Dia 30 de Outubro
Ainda que dividida, senti que devia rabiscar por aqui
qualquer coisa hoje. Afinal, é dia de sessão e não deixa de ser uma forma de me
antecipar… Talvez à própria dor, à dor que me invade quando toco nas coisas que
me magoam, que não entendo, que me confundem e que, sobretudo, me provocam uma
reviravolta interior ao simples toque da palavra da psicóloga. (De repente,
quero fugir a isso tudo. Mas há qualquer coisa que me empurra para esta folha.)
As últimas sessões têm sido difíceis. As
confrontações (ou interpretações, como insiste em chamar-lhes…), as incertezas,
a angústia imensa que juntar todas estas coisas me desperta, faz-me querer
desistir. Desistir de escrever aqui, de ir lá semana após semana ou mesmo do próprio
processo, porque é demasiado pesado sentir-me uma constelação de asteriscos e
pontos de interrogação, aos quais não me sinto capaz de dar forma! Eu, que
sempre tive tudo tão arrumado! Ou, pelo menos, achava! Mas não vale mais às
vezes vivermos até numa certa ignorância?
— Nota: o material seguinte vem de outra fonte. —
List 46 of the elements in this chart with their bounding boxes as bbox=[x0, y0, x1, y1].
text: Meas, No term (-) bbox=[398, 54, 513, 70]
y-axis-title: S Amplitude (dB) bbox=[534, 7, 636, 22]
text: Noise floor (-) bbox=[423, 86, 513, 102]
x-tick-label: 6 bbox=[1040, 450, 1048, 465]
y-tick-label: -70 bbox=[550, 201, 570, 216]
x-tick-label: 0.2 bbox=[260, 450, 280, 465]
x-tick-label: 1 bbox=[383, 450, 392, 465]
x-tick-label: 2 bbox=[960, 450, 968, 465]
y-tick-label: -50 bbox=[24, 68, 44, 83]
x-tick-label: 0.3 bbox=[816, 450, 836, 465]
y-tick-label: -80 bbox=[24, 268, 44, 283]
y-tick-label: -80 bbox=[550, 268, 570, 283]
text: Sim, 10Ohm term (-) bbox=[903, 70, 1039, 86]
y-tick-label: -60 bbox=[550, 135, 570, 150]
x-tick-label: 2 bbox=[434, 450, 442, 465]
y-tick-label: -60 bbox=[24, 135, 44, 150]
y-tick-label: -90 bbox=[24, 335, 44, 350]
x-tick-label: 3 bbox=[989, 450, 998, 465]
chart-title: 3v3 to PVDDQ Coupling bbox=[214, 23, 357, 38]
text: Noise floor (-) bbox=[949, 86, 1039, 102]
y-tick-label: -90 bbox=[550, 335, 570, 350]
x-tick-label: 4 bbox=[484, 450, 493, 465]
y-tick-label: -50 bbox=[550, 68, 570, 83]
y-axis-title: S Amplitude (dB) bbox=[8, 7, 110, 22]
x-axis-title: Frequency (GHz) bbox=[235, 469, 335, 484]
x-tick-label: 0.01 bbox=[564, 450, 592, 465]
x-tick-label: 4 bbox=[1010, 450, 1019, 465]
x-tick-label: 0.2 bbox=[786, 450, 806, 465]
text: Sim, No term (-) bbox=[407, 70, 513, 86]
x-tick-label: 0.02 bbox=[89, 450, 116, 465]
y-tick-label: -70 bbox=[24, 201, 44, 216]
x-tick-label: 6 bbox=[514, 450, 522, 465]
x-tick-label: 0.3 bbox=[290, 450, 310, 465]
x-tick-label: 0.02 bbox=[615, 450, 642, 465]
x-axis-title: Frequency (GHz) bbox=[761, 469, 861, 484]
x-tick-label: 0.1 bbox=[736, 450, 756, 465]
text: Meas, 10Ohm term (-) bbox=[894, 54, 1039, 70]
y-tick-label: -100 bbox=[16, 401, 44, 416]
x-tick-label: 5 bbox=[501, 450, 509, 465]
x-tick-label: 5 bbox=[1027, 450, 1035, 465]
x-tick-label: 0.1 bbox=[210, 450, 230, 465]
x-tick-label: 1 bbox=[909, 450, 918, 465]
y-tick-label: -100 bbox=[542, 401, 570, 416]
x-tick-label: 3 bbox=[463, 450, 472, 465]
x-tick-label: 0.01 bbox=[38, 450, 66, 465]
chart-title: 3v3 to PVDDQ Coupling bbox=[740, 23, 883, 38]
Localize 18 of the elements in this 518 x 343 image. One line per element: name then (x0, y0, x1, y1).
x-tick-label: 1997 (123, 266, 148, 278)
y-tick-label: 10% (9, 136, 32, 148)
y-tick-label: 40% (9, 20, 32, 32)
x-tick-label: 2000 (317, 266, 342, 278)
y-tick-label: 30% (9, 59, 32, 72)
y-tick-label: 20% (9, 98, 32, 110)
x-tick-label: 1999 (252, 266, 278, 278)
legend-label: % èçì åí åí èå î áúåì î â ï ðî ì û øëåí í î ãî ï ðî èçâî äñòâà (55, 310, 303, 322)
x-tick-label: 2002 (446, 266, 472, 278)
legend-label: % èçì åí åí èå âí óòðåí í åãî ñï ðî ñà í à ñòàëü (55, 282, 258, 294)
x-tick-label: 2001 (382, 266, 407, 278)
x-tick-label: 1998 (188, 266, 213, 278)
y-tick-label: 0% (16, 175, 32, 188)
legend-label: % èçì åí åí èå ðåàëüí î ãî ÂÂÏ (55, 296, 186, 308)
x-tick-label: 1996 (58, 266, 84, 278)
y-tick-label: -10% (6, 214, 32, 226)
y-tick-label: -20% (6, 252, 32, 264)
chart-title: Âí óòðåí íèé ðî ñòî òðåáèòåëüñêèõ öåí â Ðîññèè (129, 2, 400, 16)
É que isto é tão duro e dói-me tanto…
Porque, de repente, põe-me de frente com sentimentos, emoções, que desconhecia.
Eu, a Madalena híper-controlada, boa menina, exímia
profissional, que não desaponta, que faz o que os outros desejam… Eu, a
Madalena fada-do-lar, que organiza a semana dos miúdos e do marido, que, no
limite, até a mala lhe faz quando ele se vai embora!! Eu, esta Madalena que às
vezes me cansa e que me irrita, mas que não sabe ser, nem viver de outra forma!!
E voltam-me as palavras da terapeuta sobre a minha possível
desresponsabilização, sobre a forma como me escudo nos outros, para me
proteger… Mas de quê? Não sei responder.
Será que me vitimizo? Talvez. Mas, o meu marido não
deixa de ser aquele que progride, que evolui na sua fabulosa carreira e eu sou
a que tem ficado para trás, porque não sou apenas uma carreira, sou uma mãe e a
casa inteira onde a nossa família habita. E gerir tudo não é fácil… Porque para
ele progredir, há quem tenha que ficar com os miúdos! Isto, afinal, não é
suposto mexer comigo? Fazer-me até sentir revoltada com este marido que eu olho
agora como um egoísta? Sim, um egoísta! Quando é que ele parou para pensar em
mim e no extremo cansaço que sinto? Despede-se com um beijo e olha de soslaio a
mala, elogiando a minha extrema organização num gesto de “quem era eu sem ti”,
mas que vem mascarado, pelo menos na forma como me faz sentir, naquele festinha
do pai que diz “linda menina” depois de um bom resultado escolar.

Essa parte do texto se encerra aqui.